The quest to understand what causes Alzheimer's disease-and to treat it-is complicated by the disease's long, slow progression and the difficulty of collecting brain tissue samples.
This undated photo provided by Mount Sinai Health System shows slices of human brains in the Mount Sinai Brain Bank that researchers are using to study Alzheimer's disease. The constructed virus-host protein networks also suggested that herpesvirus interaction perturbed cell nucleotide pools, tRNA synthesis, and protein translation, "which suggested a picture of virally induced dysregulation of nucleotide pool metabolism, especially purine bases, consistent with several metabolomics studies in AD". Once combined, the data revealed a "consistently increased abundance of HHV-6A and HHV-7, driven mainly by the "unique" region of each virus", the researchers wrote. Alzheimer's is the sole disease in the top 10 United States causes of death that has no significant treatment available. In March 2016 in the Journal of Alzheimer's Disease, 33 global scientists penned an editorial urging the research community to seriously consider the idea that pathogens could be involved. "Collectively, these findings support the role of miR-155 as a key node in host response to AD-relevant viral perturbation, and as a potential mediator of neuronal loss", they state. "What I believe is that in genetically or physiological susceptible individuals, the virus is acting as an agonist of the disease", Dudley says-a number of processes likely participate, with viruses being just one piece of the puzzle.

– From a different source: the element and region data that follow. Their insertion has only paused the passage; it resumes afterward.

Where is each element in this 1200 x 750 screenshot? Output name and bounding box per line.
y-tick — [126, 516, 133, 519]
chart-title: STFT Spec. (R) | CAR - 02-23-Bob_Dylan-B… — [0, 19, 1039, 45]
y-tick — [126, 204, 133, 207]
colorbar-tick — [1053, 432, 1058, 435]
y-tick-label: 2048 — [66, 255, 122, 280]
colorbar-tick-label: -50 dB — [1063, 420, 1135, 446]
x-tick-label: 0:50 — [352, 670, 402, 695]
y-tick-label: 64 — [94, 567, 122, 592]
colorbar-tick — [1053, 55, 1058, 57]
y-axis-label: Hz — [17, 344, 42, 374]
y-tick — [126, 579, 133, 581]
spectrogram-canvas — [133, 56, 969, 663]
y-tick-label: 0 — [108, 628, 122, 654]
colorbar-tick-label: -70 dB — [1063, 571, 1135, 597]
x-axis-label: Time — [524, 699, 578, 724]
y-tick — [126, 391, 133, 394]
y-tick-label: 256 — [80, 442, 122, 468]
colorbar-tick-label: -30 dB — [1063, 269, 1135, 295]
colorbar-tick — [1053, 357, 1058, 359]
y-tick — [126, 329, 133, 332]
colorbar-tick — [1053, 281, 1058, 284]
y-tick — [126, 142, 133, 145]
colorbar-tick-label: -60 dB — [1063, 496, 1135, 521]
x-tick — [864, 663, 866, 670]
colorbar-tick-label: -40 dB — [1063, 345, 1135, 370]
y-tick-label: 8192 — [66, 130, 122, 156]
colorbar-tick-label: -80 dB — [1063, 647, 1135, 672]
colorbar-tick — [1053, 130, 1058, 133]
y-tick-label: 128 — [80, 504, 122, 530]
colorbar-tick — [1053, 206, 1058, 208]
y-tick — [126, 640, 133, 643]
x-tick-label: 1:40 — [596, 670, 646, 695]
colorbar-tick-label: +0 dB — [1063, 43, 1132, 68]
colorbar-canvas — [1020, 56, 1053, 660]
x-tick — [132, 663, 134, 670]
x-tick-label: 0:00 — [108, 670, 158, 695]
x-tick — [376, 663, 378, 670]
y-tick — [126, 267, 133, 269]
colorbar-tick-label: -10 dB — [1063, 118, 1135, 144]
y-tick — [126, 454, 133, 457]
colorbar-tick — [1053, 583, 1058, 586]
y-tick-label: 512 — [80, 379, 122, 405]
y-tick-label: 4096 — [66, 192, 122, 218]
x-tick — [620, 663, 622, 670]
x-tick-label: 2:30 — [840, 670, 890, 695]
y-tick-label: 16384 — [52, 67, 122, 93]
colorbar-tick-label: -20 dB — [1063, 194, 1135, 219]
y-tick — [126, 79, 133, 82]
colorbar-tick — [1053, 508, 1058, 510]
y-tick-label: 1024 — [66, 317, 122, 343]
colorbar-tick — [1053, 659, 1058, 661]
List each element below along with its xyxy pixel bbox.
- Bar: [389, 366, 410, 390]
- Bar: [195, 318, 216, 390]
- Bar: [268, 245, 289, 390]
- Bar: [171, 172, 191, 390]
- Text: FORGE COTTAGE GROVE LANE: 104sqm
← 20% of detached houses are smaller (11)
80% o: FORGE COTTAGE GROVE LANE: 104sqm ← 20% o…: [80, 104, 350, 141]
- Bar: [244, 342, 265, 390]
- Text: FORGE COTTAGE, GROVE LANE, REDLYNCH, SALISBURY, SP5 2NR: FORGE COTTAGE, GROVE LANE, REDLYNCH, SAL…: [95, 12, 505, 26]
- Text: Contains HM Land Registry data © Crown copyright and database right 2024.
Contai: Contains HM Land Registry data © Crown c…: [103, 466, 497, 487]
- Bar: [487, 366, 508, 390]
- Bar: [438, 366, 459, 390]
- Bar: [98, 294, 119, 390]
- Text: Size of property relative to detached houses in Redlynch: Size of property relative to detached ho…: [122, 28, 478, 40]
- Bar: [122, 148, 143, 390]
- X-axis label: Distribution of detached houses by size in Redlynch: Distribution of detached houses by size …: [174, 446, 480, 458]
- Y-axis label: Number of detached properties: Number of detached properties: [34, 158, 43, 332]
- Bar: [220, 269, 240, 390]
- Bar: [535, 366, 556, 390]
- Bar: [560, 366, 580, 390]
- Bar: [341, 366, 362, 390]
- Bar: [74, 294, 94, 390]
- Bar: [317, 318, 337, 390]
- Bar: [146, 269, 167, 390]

Yet even if viruses only abet disease progress, that realization could open the door to better ways to diagnose and treat Alzheimer's. "This is is also consistent with the contribution of viral perturbation in driving the preclinical AD transcriptional phenotype, given that our prioritization of miR-155 was informed by findings in the preclinical AD networks". With Harvard colleague Dr. Robert Moir, Tanzi has performed experiments showing that sticky beta-amyloid captures invading germs by engulfing them - and that's why the plaque starts forming in the first place.
The study homed in on two specific herpes viral strains that were most specifically abundant in the brains of Alzheimer's sufferers, HHV-6A and HHV-7.
Dudley and his colleagues stumbled across this possible viral link to Alzheimer's during an analysis meant to find ways that drugs used to treat other illnesses could be repurposed for treating the dreaded neurodegenerative disease.
But Dudley is willing to accept the risks and push forward.
"The title of the talk that I usually give is, 'I Went Looking for Drug Targets and All I Found Were These Lousy Viruses, '" explains Joel Dudley, co-senior author on the study. "But the data are the data".